4. Pour justifier de l'urgence à suspendre l'exécution de la décision attaquée, M. B soutient que cette décision le place dans une situation de précarité. Toutefois, s'il fait valoir qu'il est privé de toutes ressources, il n'apporte pas le moindre élément justificatif permettant d'apprécier ses conditions de subsistance. En outre, au vu de la jurisprudence de la Cour nationale du droit d'asile, telle qu'elle est exprimée dans sa décision n° 2200212 du 24 novembre 2022 rendue à propos du caractère effectif de la protection accordée par la Grèce, le requérant, qui n'apporte aucune précision sur les motifs qu'il entend soumettre à l'Office français de protection des réfugiés et apatrides, encourt une probabilité significativement élevée de voir sa demande d'asile déclarée irrecevable à bref délai en application du 1° de l'article L. 531-32 du code de l'entrée et du séjour des étrangers et du droit d'asile relatif aux demandeurs bénéficiant d'une protection effective au titre de l'asile dans un Etat membre de l'Union européenne. Si le requérant, âgé de trente ans, célibataire et sans charge de famille, soutient qu'il a des problèmes de santé, il ne justifie pas, par les quelques pièces versées, se trouver dans une situation de vulnérabilité physique ou psychique particulière. Par suite, la condition d'urgence à intervenir en référé sans attendre le jugement au fond n'est pas remplie.
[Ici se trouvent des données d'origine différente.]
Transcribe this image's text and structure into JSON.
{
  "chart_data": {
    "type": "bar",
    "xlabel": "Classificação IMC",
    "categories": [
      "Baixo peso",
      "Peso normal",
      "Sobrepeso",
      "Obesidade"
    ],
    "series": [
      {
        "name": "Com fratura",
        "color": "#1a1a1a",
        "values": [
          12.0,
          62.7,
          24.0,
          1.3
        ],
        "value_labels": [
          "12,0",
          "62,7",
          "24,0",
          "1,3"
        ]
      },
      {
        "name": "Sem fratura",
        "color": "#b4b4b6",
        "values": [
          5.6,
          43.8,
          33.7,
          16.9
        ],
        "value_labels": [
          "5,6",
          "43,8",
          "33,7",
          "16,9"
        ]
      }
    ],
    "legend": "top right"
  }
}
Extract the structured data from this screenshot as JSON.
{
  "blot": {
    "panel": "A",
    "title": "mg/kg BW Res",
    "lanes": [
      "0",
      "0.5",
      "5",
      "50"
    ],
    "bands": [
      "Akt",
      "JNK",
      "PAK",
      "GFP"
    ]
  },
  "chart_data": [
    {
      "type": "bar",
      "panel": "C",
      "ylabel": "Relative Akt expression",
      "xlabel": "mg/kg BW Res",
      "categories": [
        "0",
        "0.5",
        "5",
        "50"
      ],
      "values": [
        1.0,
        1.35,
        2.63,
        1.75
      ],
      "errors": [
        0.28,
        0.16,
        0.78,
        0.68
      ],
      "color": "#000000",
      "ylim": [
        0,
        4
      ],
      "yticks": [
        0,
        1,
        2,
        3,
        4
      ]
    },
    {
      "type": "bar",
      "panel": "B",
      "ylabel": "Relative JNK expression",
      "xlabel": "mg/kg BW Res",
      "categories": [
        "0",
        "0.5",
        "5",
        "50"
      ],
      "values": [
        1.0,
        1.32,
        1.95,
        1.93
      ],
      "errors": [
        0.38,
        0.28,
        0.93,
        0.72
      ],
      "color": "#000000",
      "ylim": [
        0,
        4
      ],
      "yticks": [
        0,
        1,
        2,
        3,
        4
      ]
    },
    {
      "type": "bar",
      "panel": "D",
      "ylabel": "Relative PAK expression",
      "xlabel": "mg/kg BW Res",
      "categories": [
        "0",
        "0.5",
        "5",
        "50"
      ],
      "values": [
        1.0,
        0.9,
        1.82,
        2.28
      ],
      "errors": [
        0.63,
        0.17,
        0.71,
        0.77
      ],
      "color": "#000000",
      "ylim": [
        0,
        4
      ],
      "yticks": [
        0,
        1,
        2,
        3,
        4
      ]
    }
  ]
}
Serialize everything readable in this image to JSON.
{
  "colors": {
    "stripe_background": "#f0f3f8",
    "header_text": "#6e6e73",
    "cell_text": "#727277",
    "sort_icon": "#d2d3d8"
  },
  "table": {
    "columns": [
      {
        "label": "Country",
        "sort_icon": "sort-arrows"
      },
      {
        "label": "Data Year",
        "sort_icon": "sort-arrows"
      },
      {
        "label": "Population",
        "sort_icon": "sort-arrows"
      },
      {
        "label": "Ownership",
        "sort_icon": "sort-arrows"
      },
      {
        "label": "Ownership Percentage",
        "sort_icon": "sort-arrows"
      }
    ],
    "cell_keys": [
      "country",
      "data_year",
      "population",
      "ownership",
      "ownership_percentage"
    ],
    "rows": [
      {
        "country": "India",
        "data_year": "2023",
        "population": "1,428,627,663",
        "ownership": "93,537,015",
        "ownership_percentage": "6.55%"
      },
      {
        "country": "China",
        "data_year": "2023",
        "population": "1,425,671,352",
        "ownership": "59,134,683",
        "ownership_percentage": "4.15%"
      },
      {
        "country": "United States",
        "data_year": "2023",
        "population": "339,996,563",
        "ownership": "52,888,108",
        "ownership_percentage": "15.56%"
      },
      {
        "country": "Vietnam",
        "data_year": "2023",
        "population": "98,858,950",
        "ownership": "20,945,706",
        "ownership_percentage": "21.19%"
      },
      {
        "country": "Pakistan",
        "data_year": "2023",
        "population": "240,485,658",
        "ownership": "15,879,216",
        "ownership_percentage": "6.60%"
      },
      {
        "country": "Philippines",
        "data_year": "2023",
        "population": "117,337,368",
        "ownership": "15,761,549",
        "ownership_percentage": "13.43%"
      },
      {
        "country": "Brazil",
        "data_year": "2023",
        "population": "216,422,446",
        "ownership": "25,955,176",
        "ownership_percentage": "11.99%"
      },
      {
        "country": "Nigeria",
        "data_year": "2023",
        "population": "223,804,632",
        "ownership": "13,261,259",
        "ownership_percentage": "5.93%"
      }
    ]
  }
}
5. Il résulte de ce qui précède, sans qu'il soit besoin d'examiner la condition tenant à l'existence d'un doute sérieux quant à la légalité de la décision du 3 février 2023 par laquelle l'OFII a mis fin à ses conditions matérielles d'accueil, que M. B n'est pas fondé à demander la suspension de son exécution. Par voie de conséquence, ses conclusions à fin d'injonction et celles relatives aux frais d'instance doivent être rejetées.

O R D O N N E :

Article 1er : La requête de M. B est rejetée.

Article 2 : La présente ordonnance sera notifiée à M. A B.

Fait à Orléans, le 11 avril 2023.

La juge des référés,

Anne-Laure C

La République mande et ordonne au ministre de l'intérieur en ce qui le concerne et à tous commissaires de justice à ce requis en ce qui concerne les voies de droit commun contre les parties privées, de pourvoir à l'exécution de la présente décision.